Dengan kembali beroperasinya PLTU tersebut, pasokan listrik kini mulai bertambah dan membantu meningkatkan keandalan sistem di jaringan utama Pulau Jawa.
“Untuk itu, pemadaman bergilir yang terjadi pada pekan lalu, hari ini sudah berhasil diminimalisir,” ujar Darmawan.
PLN tidak merinci lebih lanjut identitas pembangkit yang pulih, namun sebelumnya diketahui terdapat dua PLTU di Jawa yang sempat keluar dari sistem akibat gangguan teknis.
Gangguan Berasal dari IPP
Pada Jumat (19/6), PLN menjelaskan bahwa gangguan teknis terjadi pada pembangkit yang dikelola Independent Power Producer (IPP) atau produsen listrik swasta. Kondisi tersebut menyebabkan dua PLTU keluar dari sistem kelistrikan Jawa secara bersamaan.
Akibatnya, PLN harus melakukan langkah pengamanan sistem melalui manajemen beban secara terbatas dan terukur. Langkah ini berdampak pada pemadaman listrik bergilir di sejumlah daerah.
Menurut keterangan pejabat PLN, kebijakan tersebut diambil untuk menjaga agar sistem kelistrikan tetap stabil dan tidak terjadi gangguan yang lebih luas.
Dampak ke Sejumlah Wilayah di Jawa Timur
Selama masa gangguan, pemadaman listrik dilaporkan terjadi di beberapa wilayah Jawa Timur, termasuk Surabaya, Sidoarjo, dan Gresik. Warga di daerah tersebut mengalami listrik padam dengan durasi bervariasi, mulai dari dua hingga lima jam per hari.
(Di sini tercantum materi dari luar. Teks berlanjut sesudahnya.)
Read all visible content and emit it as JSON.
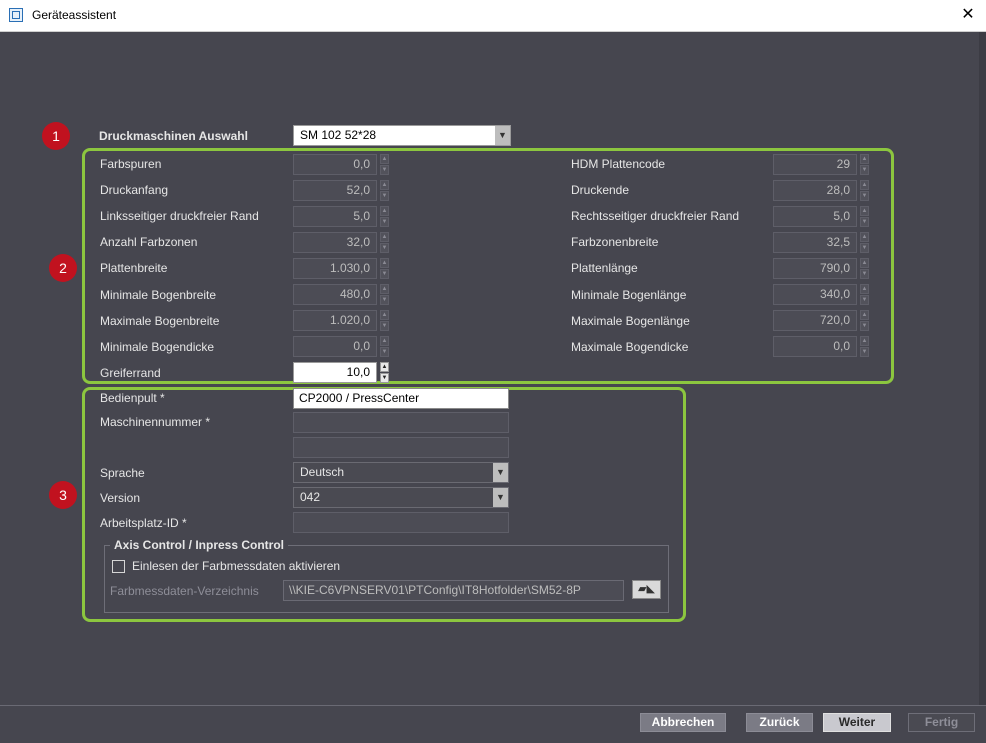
{
  "window": {
    "title": "Geräteassistent",
    "close_glyph": "✕"
  },
  "markers": [
    "1",
    "2",
    "3"
  ],
  "selection": {
    "label": "Druckmaschinen Auswahl",
    "value": "SM 102 52*28"
  },
  "left_fields": [
    {
      "label": "Farbspuren",
      "value": "0,0"
    },
    {
      "label": "Druckanfang",
      "value": "52,0"
    },
    {
      "label": "Linksseitiger druckfreier Rand",
      "value": "5,0"
    },
    {
      "label": "Anzahl Farbzonen",
      "value": "32,0"
    },
    {
      "label": "Plattenbreite",
      "value": "1.030,0"
    },
    {
      "label": "Minimale Bogenbreite",
      "value": "480,0"
    },
    {
      "label": "Maximale Bogenbreite",
      "value": "1.020,0"
    },
    {
      "label": "Minimale Bogendicke",
      "value": "0,0"
    },
    {
      "label": "Greiferrand",
      "value": "10,0"
    }
  ],
  "right_fields": [
    {
      "label": "HDM Plattencode",
      "value": "29"
    },
    {
      "label": "Druckende",
      "value": "28,0"
    },
    {
      "label": "Rechtsseitiger druckfreier Rand",
      "value": "5,0"
    },
    {
      "label": "Farbzonenbreite",
      "value": "32,5"
    },
    {
      "label": "Plattenlänge",
      "value": "790,0"
    },
    {
      "label": "Minimale Bogenlänge",
      "value": "340,0"
    },
    {
      "label": "Maximale Bogenlänge",
      "value": "720,0"
    },
    {
      "label": "Maximale Bogendicke",
      "value": "0,0"
    }
  ],
  "config": {
    "bedienpult_label": "Bedienpult *",
    "bedienpult_value": "CP2000 / PressCenter",
    "maschinennummer_label": "Maschinennummer *",
    "maschinennummer_value": "",
    "maschinennummer_value2": "",
    "sprache_label": "Sprache",
    "sprache_value": "Deutsch",
    "version_label": "Version",
    "version_value": "042",
    "arbeitsplatz_label": "Arbeitsplatz-ID *",
    "arbeitsplatz_value": ""
  },
  "axis_control": {
    "title": "Axis Control / Inpress Control",
    "checkbox_label": "Einlesen der Farbmessdaten aktivieren",
    "checked": false,
    "dir_label": "Farbmessdaten-Verzeichnis",
    "dir_value": "\\\\KIE-C6VPNSERV01\\PTConfig\\IT8Hotfolder\\SM52-8P"
  },
  "buttons": {
    "cancel": "Abbrechen",
    "back": "Zurück",
    "next": "Weiter",
    "finish": "Fertig"
  },
  "colors": {
    "background": "#46464f",
    "highlight": "#8cc63f",
    "marker": "#c1121f"
  },
  "icons": {
    "app": "wizard-app-icon",
    "browse": "folder-browse-icon",
    "dropdown": "chevron-down-icon"
  }
}
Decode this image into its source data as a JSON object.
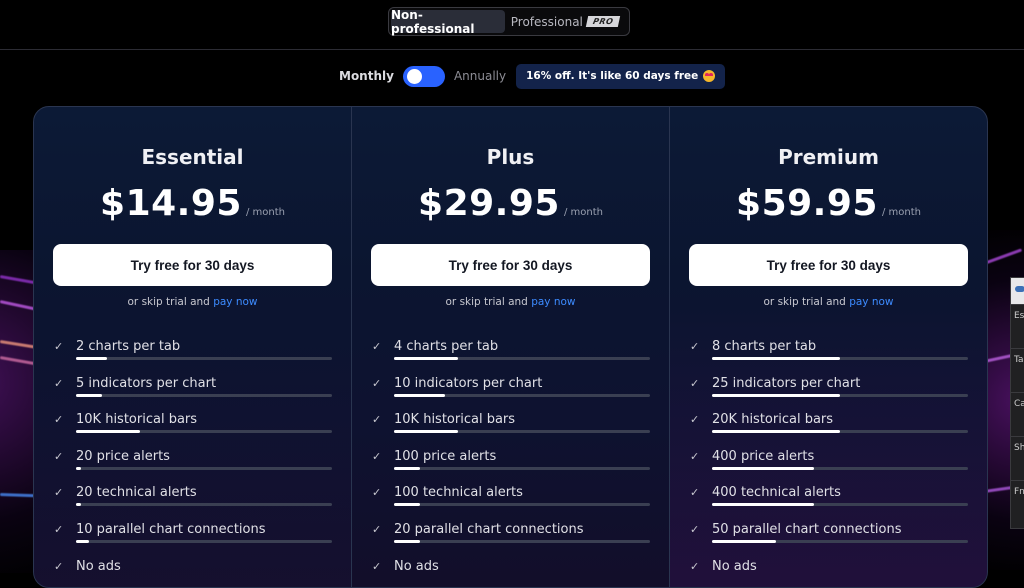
{
  "account_type": {
    "options": [
      "Non-professional",
      "Professional"
    ],
    "selected": "Non-professional",
    "pro_badge": "PRO"
  },
  "billing": {
    "monthly_label": "Monthly",
    "annual_label": "Annually",
    "selected": "Monthly",
    "promo_text": "16% off. It's like 60 days free",
    "promo_icon": "star-struck-emoji"
  },
  "plans": [
    {
      "name": "Essential",
      "price": "$14.95",
      "period": "/ month",
      "cta": "Try free for 30 days",
      "skip_text": "or skip trial and",
      "skip_link": "pay now",
      "features": [
        {
          "label": "2 charts per tab",
          "level": 0.12
        },
        {
          "label": "5 indicators per chart",
          "level": 0.1
        },
        {
          "label": "10K historical bars",
          "level": 0.25
        },
        {
          "label": "20 price alerts",
          "level": 0.02
        },
        {
          "label": "20 technical alerts",
          "level": 0.02
        },
        {
          "label": "10 parallel chart connections",
          "level": 0.05
        },
        {
          "label": "No ads",
          "level": null
        }
      ]
    },
    {
      "name": "Plus",
      "price": "$29.95",
      "period": "/ month",
      "cta": "Try free for 30 days",
      "skip_text": "or skip trial and",
      "skip_link": "pay now",
      "features": [
        {
          "label": "4 charts per tab",
          "level": 0.25
        },
        {
          "label": "10 indicators per chart",
          "level": 0.2
        },
        {
          "label": "10K historical bars",
          "level": 0.25
        },
        {
          "label": "100 price alerts",
          "level": 0.1
        },
        {
          "label": "100 technical alerts",
          "level": 0.1
        },
        {
          "label": "20 parallel chart connections",
          "level": 0.1
        },
        {
          "label": "No ads",
          "level": null
        }
      ]
    },
    {
      "name": "Premium",
      "price": "$59.95",
      "period": "/ month",
      "cta": "Try free for 30 days",
      "skip_text": "or skip trial and",
      "skip_link": "pay now",
      "features": [
        {
          "label": "8 charts per tab",
          "level": 0.5
        },
        {
          "label": "25 indicators per chart",
          "level": 0.5
        },
        {
          "label": "20K historical bars",
          "level": 0.5
        },
        {
          "label": "400 price alerts",
          "level": 0.4
        },
        {
          "label": "400 technical alerts",
          "level": 0.4
        },
        {
          "label": "50 parallel chart connections",
          "level": 0.25
        },
        {
          "label": "No ads",
          "level": null
        }
      ]
    }
  ],
  "on_screen_keyboard": {
    "keys": [
      "Esc",
      "Tab",
      "Caps",
      "Shift",
      "Fn"
    ]
  },
  "colors": {
    "accent": "#2962ff",
    "link": "#3d8bff",
    "promo_bg": "#13234a",
    "card_bg": "#0c1a36"
  }
}
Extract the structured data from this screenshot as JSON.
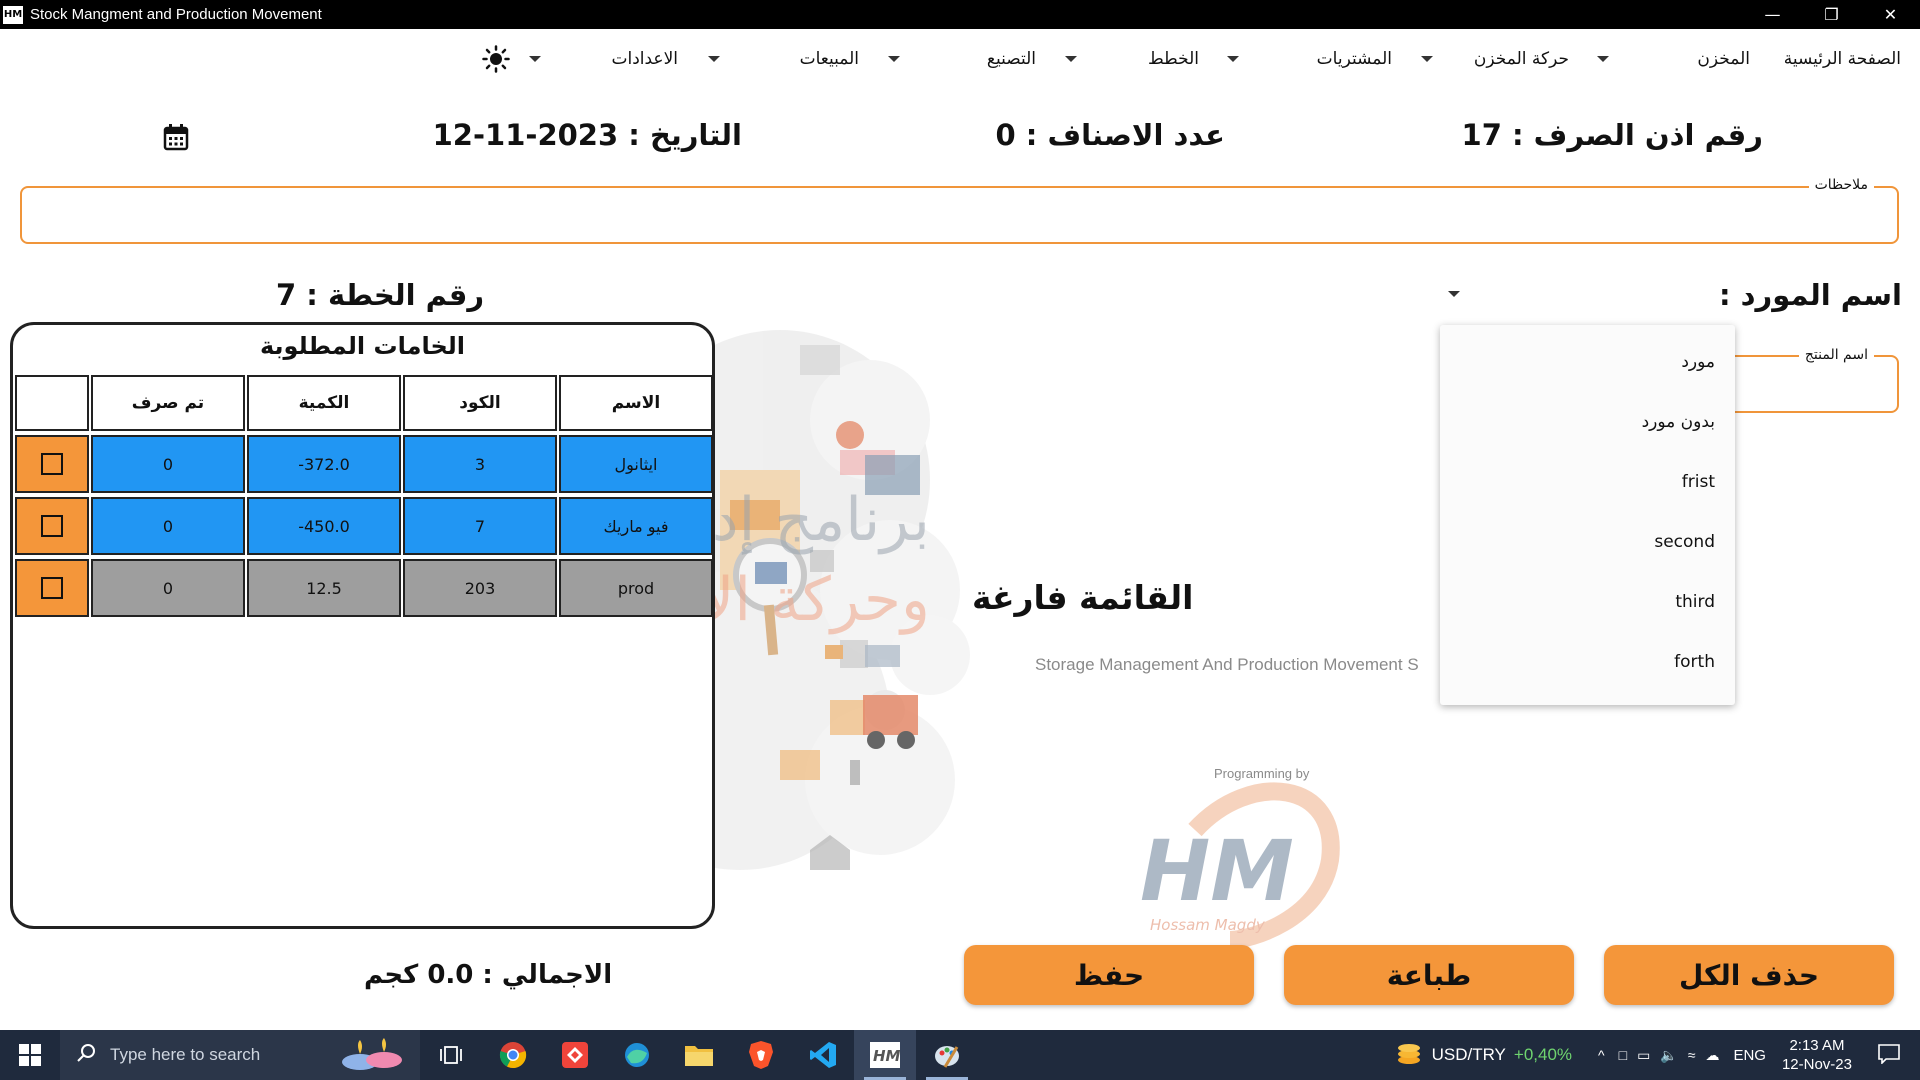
{
  "window": {
    "title": "Stock Mangment and Production Movement",
    "app_icon_text": "HM",
    "controls": [
      "minimize",
      "restore",
      "close"
    ]
  },
  "menu": {
    "home": "الصفحة الرئيسية",
    "store": "المخزن",
    "store_movement": "حركة المخزن",
    "purchases": "المشتريات",
    "plans": "الخطط",
    "manufacturing": "التصنيع",
    "sales": "المبيعات",
    "settings": "الاعدادات",
    "theme_icon": "sun-icon"
  },
  "header": {
    "voucher_number": "رقم اذن الصرف : 17",
    "items_count": "عدد الاصناف : 0",
    "date": "التاريخ : 2023-11-12"
  },
  "notes": {
    "label": "ملاحظات",
    "value": ""
  },
  "supplier": {
    "label": "اسم المورد :",
    "product_label": "اسم المنتج",
    "options": [
      "مورد",
      "بدون مورد",
      "frist",
      "second",
      "third",
      "forth"
    ]
  },
  "plan": {
    "label": "رقم الخطة : 7"
  },
  "materials": {
    "title": "الخامات المطلوبة",
    "columns": [
      "الاسم",
      "الكود",
      "الكمية",
      "تم صرف",
      ""
    ],
    "rows": [
      {
        "name": "ايثانول",
        "code": "3",
        "quantity": "-372.0",
        "dispensed": "0",
        "highlight": true
      },
      {
        "name": "فيو ماريك",
        "code": "7",
        "quantity": "-450.0",
        "dispensed": "0",
        "highlight": true
      },
      {
        "name": "prod",
        "code": "203",
        "quantity": "12.5",
        "dispensed": "0",
        "highlight": false
      }
    ]
  },
  "background": {
    "title_ar_1": "برنامج إدارة المخازن",
    "title_ar_2": "وحركة الانتاج",
    "empty_list": "القائمة فارغة",
    "subtitle_en": "Storage Management And Production Movement S",
    "programming_by": "Programming by",
    "logo": "HM",
    "author": "Hossam Magdy"
  },
  "footer": {
    "total": "الاجمالي : 0.0 كجم",
    "delete_all": "حذف الكل",
    "print": "طباعة",
    "save": "حفظ"
  },
  "taskbar": {
    "search_placeholder": "Type here to search",
    "currency": "USD/TRY",
    "currency_change": "+0,40%",
    "lang": "ENG",
    "time": "2:13 AM",
    "date": "12-Nov-23"
  },
  "colors": {
    "accent_orange": "#f4963a",
    "row_blue": "#2196f3",
    "row_gray": "#9e9e9e",
    "taskbar": "#1f2a3d"
  }
}
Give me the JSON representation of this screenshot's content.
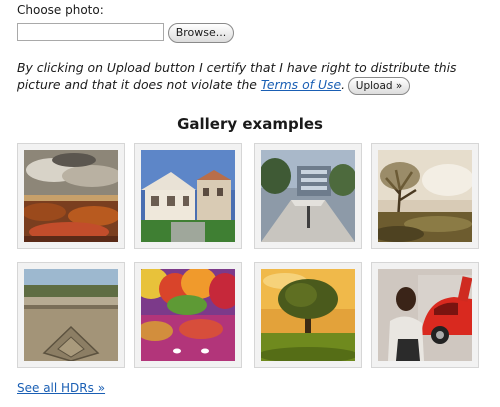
{
  "upload": {
    "choose_label": "Choose photo:",
    "file_value": "",
    "browse_label": "Browse...",
    "notice_text": "By clicking on Upload button I certify that I have right to distribute this picture and that it does not violate the ",
    "terms_link": "Terms of Use",
    "notice_end": ".",
    "upload_label": "Upload »"
  },
  "gallery": {
    "title": "Gallery examples",
    "items": [
      {
        "icon": "stormy-sky-landscape-image"
      },
      {
        "icon": "villa-street-image"
      },
      {
        "icon": "city-plaza-image"
      },
      {
        "icon": "misty-tree-image"
      },
      {
        "icon": "stone-courtyard-image"
      },
      {
        "icon": "autumn-lake-swans-image"
      },
      {
        "icon": "lone-tree-sunset-image"
      },
      {
        "icon": "man-with-sportscar-image"
      }
    ]
  },
  "see_all": "See all HDRs »"
}
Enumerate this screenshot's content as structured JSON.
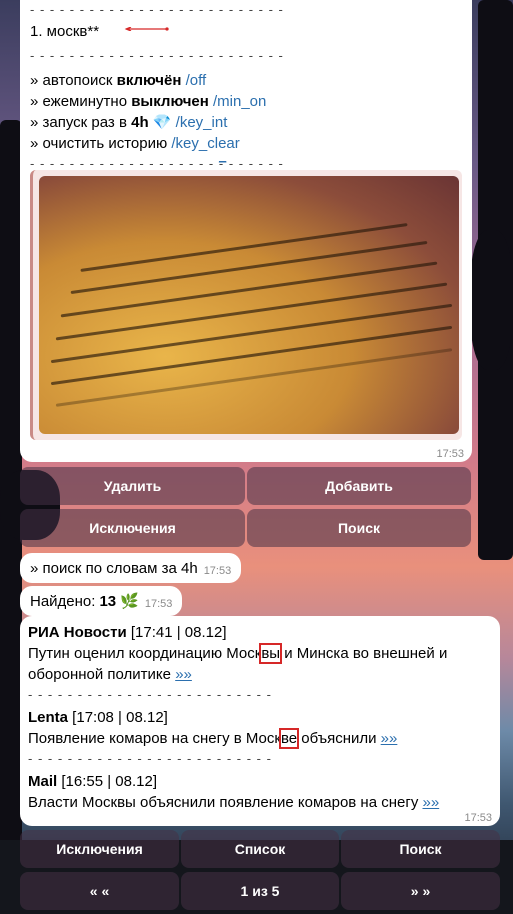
{
  "top_message": {
    "result_line": "1. москв**",
    "rows": [
      {
        "prefix": "» автопоиск ",
        "bold": "включён",
        "cmd": " /off"
      },
      {
        "prefix": "» ежеминутно ",
        "bold": "выключен",
        "cmd": " /min_on"
      },
      {
        "prefix": "» запуск раз в ",
        "bold": "4h",
        "icon": "💎",
        "cmd": " /key_int"
      },
      {
        "prefix": "» очистить историю ",
        "bold": "",
        "cmd": " /key_clear"
      }
    ],
    "dash_line": "- - - - - - - - - - - - - - - - - - - - - - - - - -",
    "dash_line_short": "- - - - - - - - - - - - - - - - - - - - - - - - - -",
    "dash_link": "_",
    "time": "17:53"
  },
  "keyboard1": {
    "delete": "Удалить",
    "add": "Добавить",
    "exclusions": "Исключения",
    "search": "Поиск"
  },
  "search_msg": {
    "text": "» поиск по словам за 4h",
    "time": "17:53"
  },
  "found_msg": {
    "label": "Найдено: ",
    "count": "13",
    "icon": "🌿",
    "time": "17:53"
  },
  "news": {
    "items": [
      {
        "source": "РИА Новости",
        "meta": " [17:41 | 08.12]",
        "text_a": "Путин оценил координацию Моск",
        "hl": "вы",
        "text_b": " и Минска во внешней и оборонной политике ",
        "more": "»»"
      },
      {
        "source": "Lenta",
        "meta": " [17:08 | 08.12]",
        "text_a": "Появление комаров на снегу в Моск",
        "hl": "ве",
        "text_b": " объяснили ",
        "more": "»»"
      },
      {
        "source": "Mail",
        "meta": " [16:55 | 08.12]",
        "text_a": "Власти Москвы объяснили появление комаров на снегу ",
        "hl": "",
        "text_b": "",
        "more": "»»"
      }
    ],
    "dash_line": "- - - - - - - - - - - - - - - - - - - - - - - - -",
    "time": "17:53"
  },
  "keyboard2": {
    "exclusions": "Исключения",
    "list": "Список",
    "search": "Поиск",
    "prev": "« «",
    "page": "1 из 5",
    "next": "» »"
  },
  "colors": {
    "link": "#2b6fae",
    "highlight": "#d62828"
  }
}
Bahkan di sejumlah titik, pemadaman disebut terjadi secara tiba-tiba dan berlangsung hingga malam hari. Kondisi ini sempat mengganggu aktivitas masyarakat, termasuk di jalan-jalan protokol yang terdampak padamnya penerangan.
Proses Pemulihan Masih Berlanjut
PLN menyatakan akan terus memantau kondisi sistem kelistrikan di Pulau Jawa meski satu pembangkit sudah kembali beroperasi. Perusahaan pelat merah itu menegaskan upaya pemulihan masih terus dilakukan untuk memastikan pasokan listrik benar-benar stabil.
“Kami mengupayakan yang terbaik agar perbaikan yang sudah berlangsung ini bisa terus terjaga dan terus ditingkatkan,” kata Darmawan.
Hingga kini, belum ada penjelasan lebih lanjut mengenai kondisi satu PLTU lainnya yang masih belum kembali beroperasi penuh.